Он и ей приписывал те же скромные желания и мечты и не сомневался, что ничего иного ей от него не нужно, так он думал вплоть до рождения Джастины, когда Мэгги вдруг накинулась на него, точно разъяренная кошка. Да и тогда, едва утихли гнев и обида, он объяснил эту вспышку ее страданиями, больше духовными, чем телесными. Сейчас он наконец увидел ее такой, какой она стала, и теперь с точностью до секунды мог сказать, когда же совершилась перемена и Мэгги впервые посмотрела на него глазами не ребенка, а женщины — в ту встречу на дрохедском кладбище, в день рожденья Мэри Карсон. В тот вечер, когда он объяснял, что не мог на балу быть к ней внимательнее — вдруг подумают, будто он по-мужски ею увлекся. Она как-то странно посмотрела на него тогда и отвернулась, а когда опять посмотрела, непонятного выражения в глазах уже не было. И лишь теперь он понял, что с тех пор она видела его в ином свете; и ее тогдашний поцелуй был не мимолетной слабостью, после чего она вновь стала относиться к нему по-прежнему, — это ему только чудилось. Он старательно обманывал себя, тешился этим самообманом, изо всех сил прилаживал его к своему раз навсегда избранному пути, облачался в самообман, как во власяницу. А она тем временем чисто по-женски обставляла и украшала свою любовь, будто вила гнездо.

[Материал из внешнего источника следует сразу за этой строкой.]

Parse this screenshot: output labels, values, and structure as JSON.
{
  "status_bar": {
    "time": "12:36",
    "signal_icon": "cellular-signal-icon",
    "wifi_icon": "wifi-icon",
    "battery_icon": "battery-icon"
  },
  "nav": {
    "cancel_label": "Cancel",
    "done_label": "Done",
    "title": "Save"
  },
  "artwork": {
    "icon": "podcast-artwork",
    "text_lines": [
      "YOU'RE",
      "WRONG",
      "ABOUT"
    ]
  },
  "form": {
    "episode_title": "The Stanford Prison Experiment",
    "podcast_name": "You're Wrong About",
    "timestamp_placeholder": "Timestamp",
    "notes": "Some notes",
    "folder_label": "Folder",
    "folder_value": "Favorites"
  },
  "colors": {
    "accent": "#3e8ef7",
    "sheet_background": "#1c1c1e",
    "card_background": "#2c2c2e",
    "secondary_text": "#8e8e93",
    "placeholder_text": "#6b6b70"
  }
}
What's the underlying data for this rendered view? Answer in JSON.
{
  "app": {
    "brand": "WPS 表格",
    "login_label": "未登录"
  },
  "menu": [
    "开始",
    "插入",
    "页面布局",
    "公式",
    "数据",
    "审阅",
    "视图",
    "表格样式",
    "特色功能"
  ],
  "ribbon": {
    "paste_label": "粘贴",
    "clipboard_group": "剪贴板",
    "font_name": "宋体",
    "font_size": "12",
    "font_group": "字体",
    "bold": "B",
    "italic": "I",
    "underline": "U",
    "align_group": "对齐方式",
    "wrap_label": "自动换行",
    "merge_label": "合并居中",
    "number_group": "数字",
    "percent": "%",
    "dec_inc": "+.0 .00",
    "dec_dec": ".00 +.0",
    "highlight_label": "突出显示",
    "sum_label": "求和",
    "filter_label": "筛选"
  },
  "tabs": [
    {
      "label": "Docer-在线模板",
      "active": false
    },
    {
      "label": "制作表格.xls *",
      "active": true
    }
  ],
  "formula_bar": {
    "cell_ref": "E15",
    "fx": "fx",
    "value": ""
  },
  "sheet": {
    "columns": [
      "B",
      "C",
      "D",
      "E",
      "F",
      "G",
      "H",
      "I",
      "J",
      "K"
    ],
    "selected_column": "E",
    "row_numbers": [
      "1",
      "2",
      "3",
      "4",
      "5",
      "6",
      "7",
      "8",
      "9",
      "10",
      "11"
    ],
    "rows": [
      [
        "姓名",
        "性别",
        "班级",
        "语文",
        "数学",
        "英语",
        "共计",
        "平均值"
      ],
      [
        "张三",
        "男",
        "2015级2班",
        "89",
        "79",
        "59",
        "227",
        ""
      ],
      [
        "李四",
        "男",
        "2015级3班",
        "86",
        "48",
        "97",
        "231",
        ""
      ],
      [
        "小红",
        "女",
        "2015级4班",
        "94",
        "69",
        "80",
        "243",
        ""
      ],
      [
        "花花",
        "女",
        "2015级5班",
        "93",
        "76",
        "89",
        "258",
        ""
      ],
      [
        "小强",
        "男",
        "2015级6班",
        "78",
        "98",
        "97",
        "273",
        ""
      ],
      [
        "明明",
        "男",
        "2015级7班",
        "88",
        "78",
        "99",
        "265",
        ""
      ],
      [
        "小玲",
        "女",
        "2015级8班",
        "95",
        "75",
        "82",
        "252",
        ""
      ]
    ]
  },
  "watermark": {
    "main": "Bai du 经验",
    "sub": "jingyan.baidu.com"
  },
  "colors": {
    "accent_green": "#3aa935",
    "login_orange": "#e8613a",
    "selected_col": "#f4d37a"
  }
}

Надо признаться, телом он желал ее еще после того первого поцелуя, но желание никогда не было в нем так остро, так неотступно, как любовь; и ему казалось, это не две стороны одного и того же чувства, одно с другим не связано. А она, бедняжка, оставалась непонятой, на нее-то не напала такая безрассудная слепота.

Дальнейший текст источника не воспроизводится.